Ватсона же эти дела совершенно не трогали. Не только потому, что они ему казались настолько несущественными, что он их даже запоминать не стал. В первую очередь – потому, что он хотел переварить то, что узнал за последнее время. Поэтому он даже не пытался отвечать или хотя бы показывать хоть какую-то заинтересованность в беседе – Холмса, впрочем, это абсолютно не заботило; похоже, его полностью устраивало, что он, по сути, рассуждает сам с собой по поводу пропажи зубной феи у девочки или чего-то в этом роде.
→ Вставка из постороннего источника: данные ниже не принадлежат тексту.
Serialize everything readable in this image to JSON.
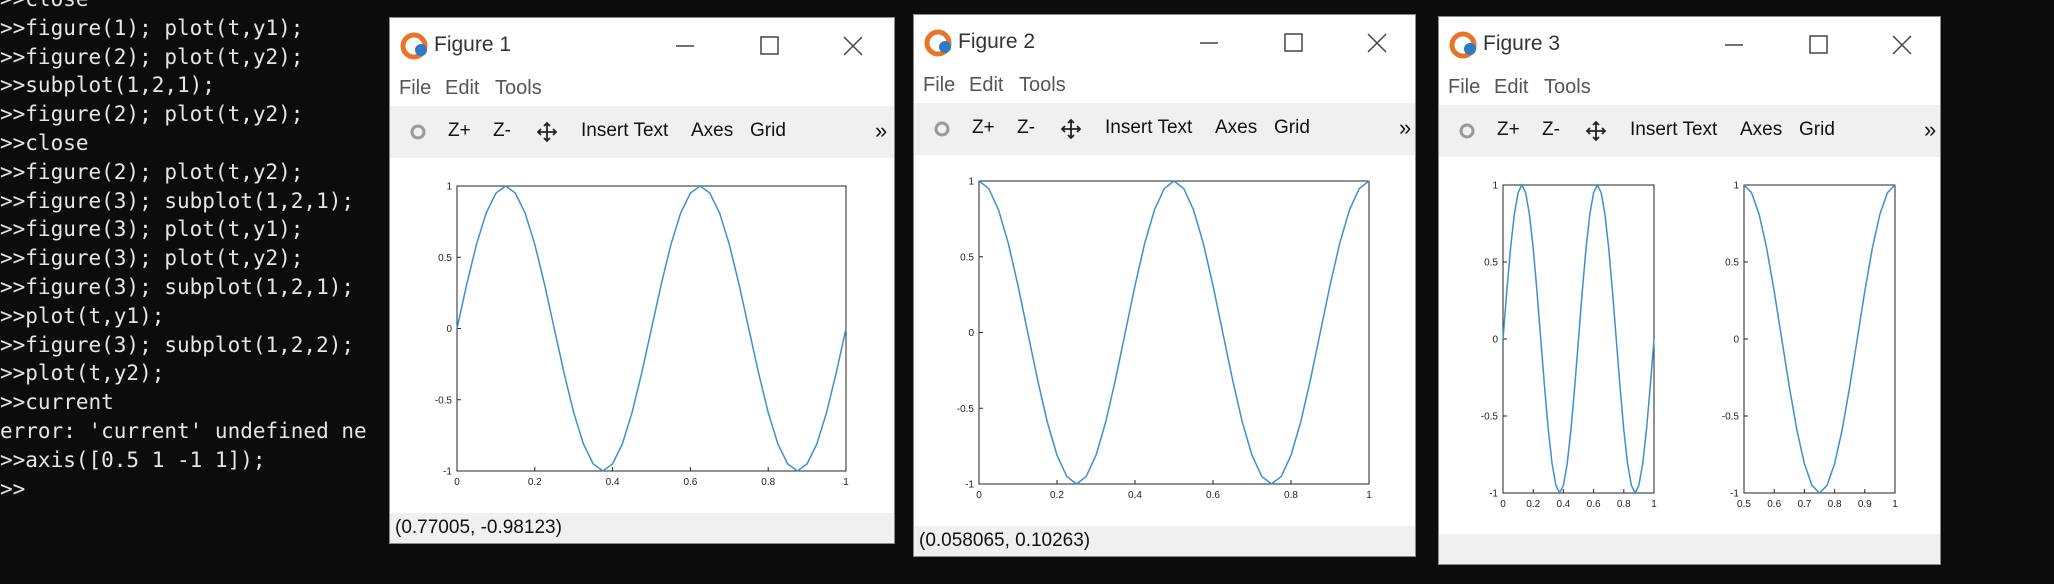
{
  "terminal": {
    "lines": [
      ">>close",
      ">>figure(1); plot(t,y1);",
      ">>figure(2); plot(t,y2);",
      ">>subplot(1,2,1);",
      ">>figure(2); plot(t,y2);",
      ">>close",
      ">>figure(2); plot(t,y2);",
      ">>figure(3); subplot(1,2,1);",
      ">>figure(3); plot(t,y1);",
      ">>figure(3); plot(t,y2);",
      ">>figure(3); subplot(1,2,1);",
      ">>plot(t,y1);",
      ">>figure(3); subplot(1,2,2);",
      ">>plot(t,y2);",
      ">>current",
      "error: 'current' undefined ne",
      ">>axis([0.5 1 -1 1]);",
      ">>"
    ]
  },
  "windows": [
    {
      "title": "Figure 1",
      "menu": [
        "File",
        "Edit",
        "Tools"
      ],
      "toolbar": [
        "Z+",
        "Z-",
        "Insert Text",
        "Axes",
        "Grid"
      ],
      "overflow": "»",
      "status": "(0.77005, -0.98123)",
      "chart_data": {
        "type": "line",
        "x": [
          0,
          0.025,
          0.05,
          0.075,
          0.1,
          0.125,
          0.15,
          0.175,
          0.2,
          0.225,
          0.25,
          0.275,
          0.3,
          0.325,
          0.35,
          0.375,
          0.4,
          0.425,
          0.45,
          0.475,
          0.5,
          0.525,
          0.55,
          0.575,
          0.6,
          0.625,
          0.65,
          0.675,
          0.7,
          0.725,
          0.75,
          0.775,
          0.8,
          0.825,
          0.85,
          0.875,
          0.9,
          0.925,
          0.95,
          0.975,
          1
        ],
        "series": [
          {
            "color": "#3d8fd1",
            "values": [
              0,
              0.31,
              0.59,
              0.81,
              0.95,
              1,
              0.95,
              0.81,
              0.59,
              0.31,
              0,
              -0.31,
              -0.59,
              -0.81,
              -0.95,
              -1,
              -0.95,
              -0.81,
              -0.59,
              -0.31,
              0,
              0.31,
              0.59,
              0.81,
              0.95,
              1,
              0.95,
              0.81,
              0.59,
              0.31,
              0,
              -0.31,
              -0.59,
              -0.81,
              -0.95,
              -1,
              -0.95,
              -0.81,
              -0.59,
              -0.31,
              0
            ]
          }
        ],
        "xlim": [
          0,
          1
        ],
        "ylim": [
          -1,
          1
        ],
        "xticks": [
          0,
          0.2,
          0.4,
          0.6,
          0.8,
          1
        ],
        "yticks": [
          -1,
          -0.5,
          0,
          0.5,
          1
        ]
      }
    },
    {
      "title": "Figure 2",
      "menu": [
        "File",
        "Edit",
        "Tools"
      ],
      "toolbar": [
        "Z+",
        "Z-",
        "Insert Text",
        "Axes",
        "Grid"
      ],
      "overflow": "»",
      "status": "(0.058065, 0.10263)",
      "chart_data": {
        "type": "line",
        "x": [
          0,
          0.025,
          0.05,
          0.075,
          0.1,
          0.125,
          0.15,
          0.175,
          0.2,
          0.225,
          0.25,
          0.275,
          0.3,
          0.325,
          0.35,
          0.375,
          0.4,
          0.425,
          0.45,
          0.475,
          0.5,
          0.525,
          0.55,
          0.575,
          0.6,
          0.625,
          0.65,
          0.675,
          0.7,
          0.725,
          0.75,
          0.775,
          0.8,
          0.825,
          0.85,
          0.875,
          0.9,
          0.925,
          0.95,
          0.975,
          1
        ],
        "series": [
          {
            "color": "#3d8fd1",
            "values": [
              1,
              0.95,
              0.81,
              0.59,
              0.31,
              0,
              -0.31,
              -0.59,
              -0.81,
              -0.95,
              -1,
              -0.95,
              -0.81,
              -0.59,
              -0.31,
              0,
              0.31,
              0.59,
              0.81,
              0.95,
              1,
              0.95,
              0.81,
              0.59,
              0.31,
              0,
              -0.31,
              -0.59,
              -0.81,
              -0.95,
              -1,
              -0.95,
              -0.81,
              -0.59,
              -0.31,
              0,
              0.31,
              0.59,
              0.81,
              0.95,
              1
            ]
          }
        ],
        "xlim": [
          0,
          1
        ],
        "ylim": [
          -1,
          1
        ],
        "xticks": [
          0,
          0.2,
          0.4,
          0.6,
          0.8,
          1
        ],
        "yticks": [
          -1,
          -0.5,
          0,
          0.5,
          1
        ]
      }
    },
    {
      "title": "Figure 3",
      "menu": [
        "File",
        "Edit",
        "Tools"
      ],
      "toolbar": [
        "Z+",
        "Z-",
        "Insert Text",
        "Axes",
        "Grid"
      ],
      "overflow": "»",
      "chart_data": [
        {
          "type": "line",
          "x": [
            0,
            0.025,
            0.05,
            0.075,
            0.1,
            0.125,
            0.15,
            0.175,
            0.2,
            0.225,
            0.25,
            0.275,
            0.3,
            0.325,
            0.35,
            0.375,
            0.4,
            0.425,
            0.45,
            0.475,
            0.5,
            0.525,
            0.55,
            0.575,
            0.6,
            0.625,
            0.65,
            0.675,
            0.7,
            0.725,
            0.75,
            0.775,
            0.8,
            0.825,
            0.85,
            0.875,
            0.9,
            0.925,
            0.95,
            0.975,
            1
          ],
          "series": [
            {
              "color": "#3d8fd1",
              "values": [
                0,
                0.31,
                0.59,
                0.81,
                0.95,
                1,
                0.95,
                0.81,
                0.59,
                0.31,
                0,
                -0.31,
                -0.59,
                -0.81,
                -0.95,
                -1,
                -0.95,
                -0.81,
                -0.59,
                -0.31,
                0,
                0.31,
                0.59,
                0.81,
                0.95,
                1,
                0.95,
                0.81,
                0.59,
                0.31,
                0,
                -0.31,
                -0.59,
                -0.81,
                -0.95,
                -1,
                -0.95,
                -0.81,
                -0.59,
                -0.31,
                0
              ]
            }
          ],
          "xlim": [
            0,
            1
          ],
          "ylim": [
            -1,
            1
          ],
          "xticks": [
            0,
            0.2,
            0.4,
            0.6,
            0.8,
            1
          ],
          "yticks": [
            -1,
            -0.5,
            0,
            0.5,
            1
          ]
        },
        {
          "type": "line",
          "x": [
            0.5,
            0.525,
            0.55,
            0.575,
            0.6,
            0.625,
            0.65,
            0.675,
            0.7,
            0.725,
            0.75,
            0.775,
            0.8,
            0.825,
            0.85,
            0.875,
            0.9,
            0.925,
            0.95,
            0.975,
            1
          ],
          "series": [
            {
              "color": "#3d8fd1",
              "values": [
                1,
                0.95,
                0.81,
                0.59,
                0.31,
                0,
                -0.31,
                -0.59,
                -0.81,
                -0.95,
                -1,
                -0.95,
                -0.81,
                -0.59,
                -0.31,
                0,
                0.31,
                0.59,
                0.81,
                0.95,
                1
              ]
            }
          ],
          "xlim": [
            0.5,
            1
          ],
          "ylim": [
            -1,
            1
          ],
          "xticks": [
            0.5,
            0.6,
            0.7,
            0.8,
            0.9,
            1
          ],
          "yticks": [
            -1,
            -0.5,
            0,
            0.5,
            1
          ]
        }
      ]
    }
  ]
}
…Итак, его зовут Джон. Джон! Он почувствовал, насколько большое облегчение доставило ему это почему-то. Джон!.. Так же, как он и привык себя называть, так же, как он и привык слышать от людей.
Еще и еще раз он пытался углубиться в свои воспоминания, чтобы найти в них то, что было до Афганистана. И не мог, не мог этого сделать… Видимо, те неизвестные, которые стерли ему память, потрудились на славу.
Он из Фулворта! Но он ничего не помнит об этой местности, ровным счетом ничего… И даже то, что он побывал в этих местах, ничего в нем не всколыхнуло.
Так… У него есть брат! Или был… Который подарил ему часы… Но он ничего, совершенно ничего не помнит и о нем… Как его звали? Как-то на «О». И видимо, так же звали его отца… Имен на «О» в английском ведь мало, а значит, можно вычислить. Освальд? Оливер? Оскар? Оуэн? Орсон?… Что еще?.. Осборн, может быть?.. Ни одно из этих имен не отдавалась в его душе чем-то особенным…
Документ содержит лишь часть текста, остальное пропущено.